I spoke with Charley Mefferd on the telephone Tuesday morning (11/26), and he clarified a few issues. I expected him to be combative, but that’s not what happened at all. We had a very nice conversation, and I appreciate that a lot.
To my surprise, Charley agreed with my primary contention, that the telephone line stayed connected through the end of the Driscoll recording. He said that the time that “they watched it drop” was at the end of the music bed. That means Charley agrees with me that the call continued for about 34 seconds after Janet started the close of the segment, and about 24 seconds after Janet quit talking. Charley downplayed the importance of Janet’s statements on social media that implied otherwise.
He said that they treat recorded interviews the same as the live ones, as that helps them keep exactly on time. So that’s why they play the bumper music for a recorded interview. According to Charley, they were “up against the break”, and the bumper music would have played there anyway. In other words, Charley told me yesterday that the segment was ending at that time, no matter what.
He said they were surprised, he used the word “stunned” – that Driscoll’s side had recorded the interview on their end.
Charley described their studio setup to me as a Telos TWOx12 phone system, connected to an audio board, and recorded on Adobe Audition. This is about what I expected them to have, and makes it very possible that the telephone channel could have simply been switched off on the board- removing Mark from the conversation and the subsequent “raw audio” recording.
And this is where we have a dead end, for the man at the controls was Producer Bobby Belt, and he is the only person that could know whether the audio channel on the board was on or off. According to Charley, he directly asked Bobby if the channel was left on, and Bobby swears it was. He says he has full confidence in Bobby Belt’s truthfulness and has no reason to doubt him.
Bobby made a similar statement on the Mefferd Facebook page:
But we don’t know. What we do know is this:
1. The call was never dropped until the interview was over.
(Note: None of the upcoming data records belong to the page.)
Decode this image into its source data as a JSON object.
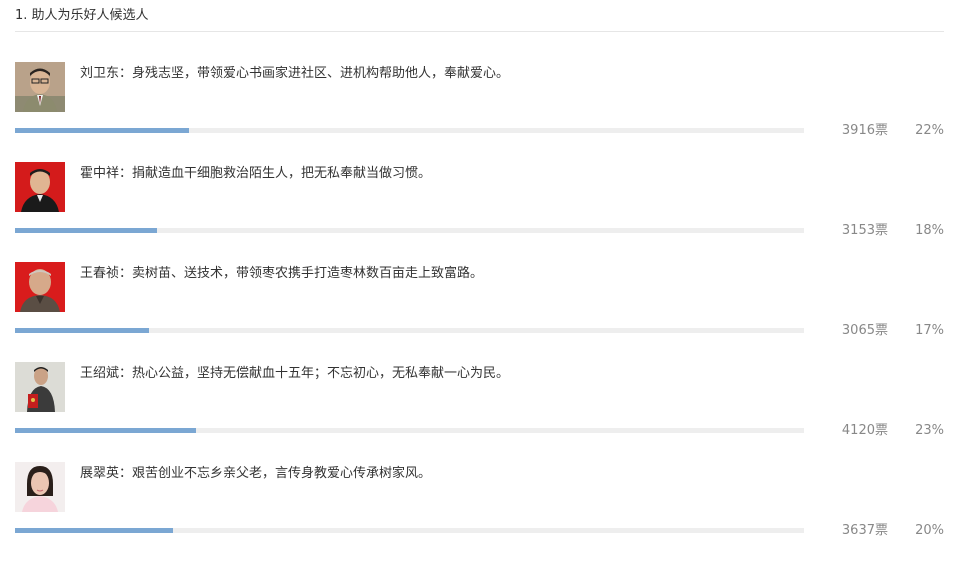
{
  "section": {
    "title": "1. 助人为乐好人候选人"
  },
  "colors": {
    "bar_fill": "#7ba7d3",
    "bar_track": "#eeeeee",
    "muted_text": "#888888"
  },
  "candidates": [
    {
      "description": "刘卫东：身残志坚，带领爱心书画家进社区、进机构帮助他人，奉献爱心。",
      "votes": "3916票",
      "percent_label": "22%",
      "share": 0.22,
      "photo_icon": "man-portrait-icon"
    },
    {
      "description": "霍中祥：捐献造血干细胞救治陌生人，把无私奉献当做习惯。",
      "votes": "3153票",
      "percent_label": "18%",
      "share": 0.18,
      "photo_icon": "man-portrait-icon"
    },
    {
      "description": "王春祯：卖树苗、送技术，带领枣农携手打造枣林数百亩走上致富路。",
      "votes": "3065票",
      "percent_label": "17%",
      "share": 0.17,
      "photo_icon": "man-portrait-icon"
    },
    {
      "description": "王绍斌：热心公益，坚持无偿献血十五年；不忘初心，无私奉献一心为民。",
      "votes": "4120票",
      "percent_label": "23%",
      "share": 0.23,
      "photo_icon": "man-portrait-icon"
    },
    {
      "description": "展翠英：艰苦创业不忘乡亲父老，言传身教爱心传承树家风。",
      "votes": "3637票",
      "percent_label": "20%",
      "share": 0.2,
      "photo_icon": "woman-portrait-icon"
    }
  ]
}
2. Mark paused for 2 seconds, and then Janet started talking to end the segment. But Charley says it was time for it to end then anyway at that precise moment because they were “up against the break.” In other words, formatics dictated that the interview was ending at that point, no matter what.
3. By the time Mark started talking again, he couldn’t be heard because something or someone had interrupted his audio path.
That may have been Bobby, or maybe not. He may have switched the telephone feed to a “cue channel” so he could hear it off the air, and in the haste of the moment pressed the wrong button so it couldn’t be heard at all.
That happens all the time with very talented producers and board ops. I think whatever happened most likely happened on Janet’s end, because all the switching and the show closing was happening on Bobby’s board at precisely that moment. Or it’s also possible something happened on Mark’s end. I don’t think we will ever know.
But it doesn’t matter, because they wouldn’t have gone back to Mark Driscoll, even if his voice had popped back in to the interview.
I mean really, can you imagine how awkward that would have been?
Janet: Allright, I think we’ve lost him.That is Mark Driscoll, from Mars Hill Church in Seattle, and I guess, uh, he has opted out of the interview.”
Mark:”I’m still here, I’m just…”
Fictitious Janet: “Oh, sorry, you’re back. We lost you there for a moment. (Music starts) But hey, time’s up, we’ve got to go. Thanks Mark! And we’ll be back…..”
See, that’s just not going to happen. The interview was over. Yes- Mark’s 2-second pause at precisely the right time precipitated the end of the interview and led to it ending as it did. But to say that Mark hung up on her, or to say “nor did WE cut the interview short,” as Bobby Belt claims, is disingenuous.
I think the initial picture that Janet painted of what happened in that interview is a false one. I think she was taken by surprise when Mark Driscoll released his recording that showed she exaggerated her story of the way it ended. And I think she’s been reluctant to publicly correct the record.
“But wait,” they say. “Isn’t the real story here Mark Driscoll’s plagiarism? Let’s stick to the point.”
No, it’s not. The real story is Christian ethics, and Janet has pointed that finger at Mark Driscoll in regard to things he’s published that definitely seem to be plagiarism to me, especially given more compelling evidence Janet released yesterday. But the Christian ethics finger points both ways. Janet has made some statements along the way that were absolutely not true. To my knowledge, she has neither acknowledged nor apologized for that.
How can you say on your blog, “Scripture is clear that Christians are to be holy, exhibiting the highest standards of ethics, integrity and morality in obedience to our Lord and Savior, Jesus Christ,” as Janet said this morning, and yet say to me on Facebook:
No. It’s not about plagiarism. It’s about Christian ethics. And yet, as I listened to Janet on the radio yesterday as she made her case about what Mark should do, she said that it’s not enough to say you’re sorry. You have to fix it.
Mark has to fix his part. Janet should fix hers as well.